I have been insulating my SCT's and Maks for several years now. I use these scope from home where I don't have time to set up and wait for two to three hours for the scope to cool down. I will typically only have two to three hours with a scope, and pulling one out is next to always a spare of the moment decision. Then certainly there is no time for waiting for the scope to cool down. Yet by insulating these closed tube instruments, I can crank them up to 400X as soon as it is set up - the only caveat is the prevailing seeing conditions - and no time lost to a cooling period.
There is an added bonus to insulating an SCT or Mak - it helps keep the corrector plate dry from dew for longer.
Insulating the OTA won't necessarily prevent the corrector from dewing up, particularly an SCT corrector as it has so little mass to it. My backyard sees more nights with heavy dew than dry nights. I have had both my insulated SCT's and Maks dew up on some night when conditions were especially heavy. I have also come up with a way of keeping my SCT's and Maks dry regardless of dew - by installing a small 12V fan into the side of the dewshield end of the insulating wrap. No need to use heating straps for dew control as heating straps add the very thing we have been striving to avoid - heat.
You will find more information on insulating SCT's and Maks and the use of a fan here:
The first pic below shows the insulating wrap I made from an old yoga mat for an SCT. The second pic shows a naked 7" Mak, then the same Mak with its wrap made from Coreflute. The last pics show the small 40mm fan installed into the side of the dewshield end of the wrap.
Alex.
Thanks Alex.
Getting 400X straight away is very impressive indeed.
A bit problematic with the tube rings on my MAK, but doable on my SCT.
I tend to just put the MAK or SCT in my carport hours before using it in early hours of the evening - then having dinner, watching news and current affairs - before finally getting around to viewing many hours later (or cursing because it's gone cloudy in the meantime.)
Not difficult to insulate a scope with tube rings. The wrap can be made in sections with Velcro to attach each piece around the OTA. Wavytone does this with his 10" Mak. The pic below shows his Mak as he was setting it up. He keeps the middle section of the insulating wrap on the scope, and then pops on the two other sections. Takes all of 30 seconds to attach the two other parts.
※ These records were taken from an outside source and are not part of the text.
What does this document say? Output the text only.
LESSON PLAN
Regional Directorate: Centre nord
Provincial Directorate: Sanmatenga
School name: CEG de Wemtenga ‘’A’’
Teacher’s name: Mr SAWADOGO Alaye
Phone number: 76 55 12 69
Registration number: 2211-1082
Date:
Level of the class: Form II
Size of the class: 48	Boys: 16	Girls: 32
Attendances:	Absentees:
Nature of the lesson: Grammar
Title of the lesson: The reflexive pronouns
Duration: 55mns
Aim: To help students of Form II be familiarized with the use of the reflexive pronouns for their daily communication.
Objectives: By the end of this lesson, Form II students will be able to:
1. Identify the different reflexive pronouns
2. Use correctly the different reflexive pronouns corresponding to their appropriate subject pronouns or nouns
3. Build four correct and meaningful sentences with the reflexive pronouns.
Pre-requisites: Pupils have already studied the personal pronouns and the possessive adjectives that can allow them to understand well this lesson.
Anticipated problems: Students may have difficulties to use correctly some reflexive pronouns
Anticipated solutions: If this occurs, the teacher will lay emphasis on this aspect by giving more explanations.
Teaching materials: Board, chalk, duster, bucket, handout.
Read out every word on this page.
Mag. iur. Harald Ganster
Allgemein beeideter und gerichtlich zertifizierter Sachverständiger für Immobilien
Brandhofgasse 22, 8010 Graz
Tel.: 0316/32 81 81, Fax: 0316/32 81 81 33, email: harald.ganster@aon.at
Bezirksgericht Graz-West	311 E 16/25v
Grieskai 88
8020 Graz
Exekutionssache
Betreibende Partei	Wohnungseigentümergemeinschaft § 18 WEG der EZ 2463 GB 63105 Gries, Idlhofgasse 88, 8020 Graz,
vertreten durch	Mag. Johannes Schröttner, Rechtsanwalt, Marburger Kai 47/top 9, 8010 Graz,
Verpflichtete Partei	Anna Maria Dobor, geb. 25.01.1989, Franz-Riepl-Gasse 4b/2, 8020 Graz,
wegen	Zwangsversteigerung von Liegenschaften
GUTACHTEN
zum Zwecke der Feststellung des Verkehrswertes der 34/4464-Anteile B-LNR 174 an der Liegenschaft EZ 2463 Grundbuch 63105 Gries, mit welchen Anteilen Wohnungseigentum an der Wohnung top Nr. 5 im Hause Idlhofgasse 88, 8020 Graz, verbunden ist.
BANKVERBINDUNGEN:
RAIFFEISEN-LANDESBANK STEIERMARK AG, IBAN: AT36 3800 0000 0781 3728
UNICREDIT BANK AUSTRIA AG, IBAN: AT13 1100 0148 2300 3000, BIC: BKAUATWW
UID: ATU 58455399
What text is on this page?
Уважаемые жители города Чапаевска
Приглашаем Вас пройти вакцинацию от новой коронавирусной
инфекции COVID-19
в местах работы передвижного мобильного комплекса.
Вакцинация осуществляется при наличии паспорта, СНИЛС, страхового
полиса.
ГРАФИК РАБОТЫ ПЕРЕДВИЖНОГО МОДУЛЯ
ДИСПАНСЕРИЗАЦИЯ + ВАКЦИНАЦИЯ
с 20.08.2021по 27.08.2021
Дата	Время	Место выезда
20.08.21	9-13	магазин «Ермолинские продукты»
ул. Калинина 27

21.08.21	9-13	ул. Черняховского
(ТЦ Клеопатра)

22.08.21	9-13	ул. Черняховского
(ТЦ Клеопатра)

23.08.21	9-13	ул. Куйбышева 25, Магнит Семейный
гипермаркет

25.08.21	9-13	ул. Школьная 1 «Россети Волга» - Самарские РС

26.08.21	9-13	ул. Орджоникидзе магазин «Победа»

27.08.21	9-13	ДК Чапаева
It's not just the elimination of the cooling period, it also extends the dew-free period for the corrector. How long though depends on the prevailing conditions of any given night. For me often I have no dew issues with the Mak, and the small fan takes care of things when dew starts to form. With an SCT, because the corrector is so thin the insulation won't totally prevent it from dewing up, but markedly extends how long it stays dry.
Not difficult to insulate a scope with tube rings. The wrap can be made in sections with Velcro to attach each piece around the OTA. Wavytone does this with his 10" Mak. The pic below shows his Mak as he was setting it up. He keeps the middle section of the insulating wrap on the scope, and then pops on the two other sections. Takes all of 30 seconds to attach the two other parts.
It's not just the elimination of the cooling period, it also extends the dew-free period for the corrector. How long though depends on the prevailing conditions of any given night. For me often I have no dew issues with the Mak, and the small fan takes care of things when dew starts to form. With an SCT, because the corrector is so thin the insulation won't totally prevent it from dewing up, but markedly extends how long it stays dry.
Alex.
Thanks Alex,
My tube rings are closer together than in the 10"Mak, which would make it more fiddly. But on the other hand, I do have a 5" MAK without tube rings, where insulation could be applied more easily.
I keep wondering if the OP ever got a decent view of Mars.
I hope our digression on his thread hasn't annoyed him.